HHV-6 reactivation is frequent after UCBT and can be detected in over 80% of patients early after transplantation.(45,70–74) The clinical significance of viral reactivation is unknown, although it has been associated with many complications including encephalitis, marrow suppression and delayed engraftment, skin rash, hepatitis, interstitial pneumonia and an increased risk of developing aGVHD. A recent meta-analysis showed an increased prevalence of HHV-6 reactivation and severity of HHV-6 associated disease in patients receiving UCBT in comparison to other stem cell sources, recommending a close monitoring for HHV-6 reactivation in this setting.(75) A more recent study investigated HHV-6 reactivation within 60 days of transplantation in stem cell transplants using single UCB, double UCB, or UCB plus haploidentical stem cells. Of 92 patients, 60 (65%) had HHV-6 reactivation. Reactivation was not significantly influenced by any patient characteristics, disease characteristics, or by stem cell source. Indeed, they did not observe any impact of HHV-6 reactivation on neutrophil or platelet count recovery or on relapse-free survival. However, HHV-6 reactivation was associated with subsequent development of acute GVHD

Fungal Infections

Again, studies focusing on invasive fungal infections (IFIs), both invasive candidiasis and invasive mold infections after UCBT are scarce.

Reported incidences of fungal infections ranged from 10% to 38%, of which 33%-100% occurred before day +50. Most common sites of IFI were invasive pulmonary infections followed by brain abscess and disseminated fungal infection.

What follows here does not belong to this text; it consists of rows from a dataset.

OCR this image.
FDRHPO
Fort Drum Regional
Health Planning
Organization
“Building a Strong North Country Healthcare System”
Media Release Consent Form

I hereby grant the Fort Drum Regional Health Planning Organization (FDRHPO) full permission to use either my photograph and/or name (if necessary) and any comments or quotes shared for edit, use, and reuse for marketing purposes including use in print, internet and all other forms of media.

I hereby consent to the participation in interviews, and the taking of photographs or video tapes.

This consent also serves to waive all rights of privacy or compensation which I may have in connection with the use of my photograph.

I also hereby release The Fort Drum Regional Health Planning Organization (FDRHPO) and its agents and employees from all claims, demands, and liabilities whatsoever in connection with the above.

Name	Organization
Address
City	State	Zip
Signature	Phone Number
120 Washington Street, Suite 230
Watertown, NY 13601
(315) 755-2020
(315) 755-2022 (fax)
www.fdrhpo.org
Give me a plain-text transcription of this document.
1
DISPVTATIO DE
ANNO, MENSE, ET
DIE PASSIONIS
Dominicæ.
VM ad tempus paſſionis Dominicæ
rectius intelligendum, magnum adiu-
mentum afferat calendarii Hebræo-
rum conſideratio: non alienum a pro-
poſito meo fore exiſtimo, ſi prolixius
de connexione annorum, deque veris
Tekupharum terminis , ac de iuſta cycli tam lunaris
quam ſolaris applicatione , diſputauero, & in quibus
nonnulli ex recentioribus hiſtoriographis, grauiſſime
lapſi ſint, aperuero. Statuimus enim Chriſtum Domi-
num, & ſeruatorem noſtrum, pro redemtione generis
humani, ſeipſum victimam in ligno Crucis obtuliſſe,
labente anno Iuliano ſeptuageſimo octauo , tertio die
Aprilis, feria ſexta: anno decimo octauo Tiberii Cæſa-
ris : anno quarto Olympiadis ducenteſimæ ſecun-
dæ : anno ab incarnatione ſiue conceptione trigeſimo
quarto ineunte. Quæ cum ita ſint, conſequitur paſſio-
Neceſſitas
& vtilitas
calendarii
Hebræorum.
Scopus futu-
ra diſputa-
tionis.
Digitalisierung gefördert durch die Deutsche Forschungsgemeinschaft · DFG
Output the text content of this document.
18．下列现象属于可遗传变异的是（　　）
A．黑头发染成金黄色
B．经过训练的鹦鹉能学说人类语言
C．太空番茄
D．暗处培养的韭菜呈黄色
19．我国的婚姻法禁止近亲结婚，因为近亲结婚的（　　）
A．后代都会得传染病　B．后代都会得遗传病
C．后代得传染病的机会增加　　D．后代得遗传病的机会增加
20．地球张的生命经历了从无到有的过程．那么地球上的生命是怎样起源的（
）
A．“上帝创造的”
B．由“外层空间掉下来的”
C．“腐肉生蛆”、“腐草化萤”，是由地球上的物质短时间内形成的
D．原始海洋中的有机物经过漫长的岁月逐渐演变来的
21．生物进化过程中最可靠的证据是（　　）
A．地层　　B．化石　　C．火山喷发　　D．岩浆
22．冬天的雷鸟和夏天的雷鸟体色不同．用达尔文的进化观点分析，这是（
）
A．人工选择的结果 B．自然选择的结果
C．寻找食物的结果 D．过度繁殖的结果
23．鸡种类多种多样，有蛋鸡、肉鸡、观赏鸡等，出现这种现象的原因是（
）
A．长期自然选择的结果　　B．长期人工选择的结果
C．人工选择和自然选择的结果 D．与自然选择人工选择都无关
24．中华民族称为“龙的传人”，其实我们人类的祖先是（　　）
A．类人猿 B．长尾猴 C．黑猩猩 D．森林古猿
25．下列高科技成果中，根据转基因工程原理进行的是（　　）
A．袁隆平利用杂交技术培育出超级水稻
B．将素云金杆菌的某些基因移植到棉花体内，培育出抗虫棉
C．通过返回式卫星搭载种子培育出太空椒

Of the sixty-three documented fungal infections published in the literature, 35 episodes of fungemia were caused by Candida, 19 by Aspergillus, 2 by Scedosporium, 2 by Zygomycetes, 1 by Cryptococcus, 1 by Saccharomyces, 1 by Fusarium, 1 by Trichosporon and 1 by Rhizopus.(6,12,13,14,30,36,37,41,42) A higher proportion of IFIs before day +100 after UCBT compared to bone marrow or peripheral blood stem cell transplantation has been suggested.(32)

Conclusions

Over the past three decades, remarkable progress has been made in the use of UCB and amniotic stem cells as an alternative stem cell source for allogeneic transplantation for patients lacking a suitable HLA-matched donor. However, UCBT is still limited by the low cell dose of the graft and the slow or incomplete immune reconstitution, resulting in high transplantation-related mortality (TRM) due to infections.

Efforts to improve graft selection, shorten neutropenia, enhance immune reconstitution and develop prevention and supportive care measures should be the primary focus of clinical research in the field.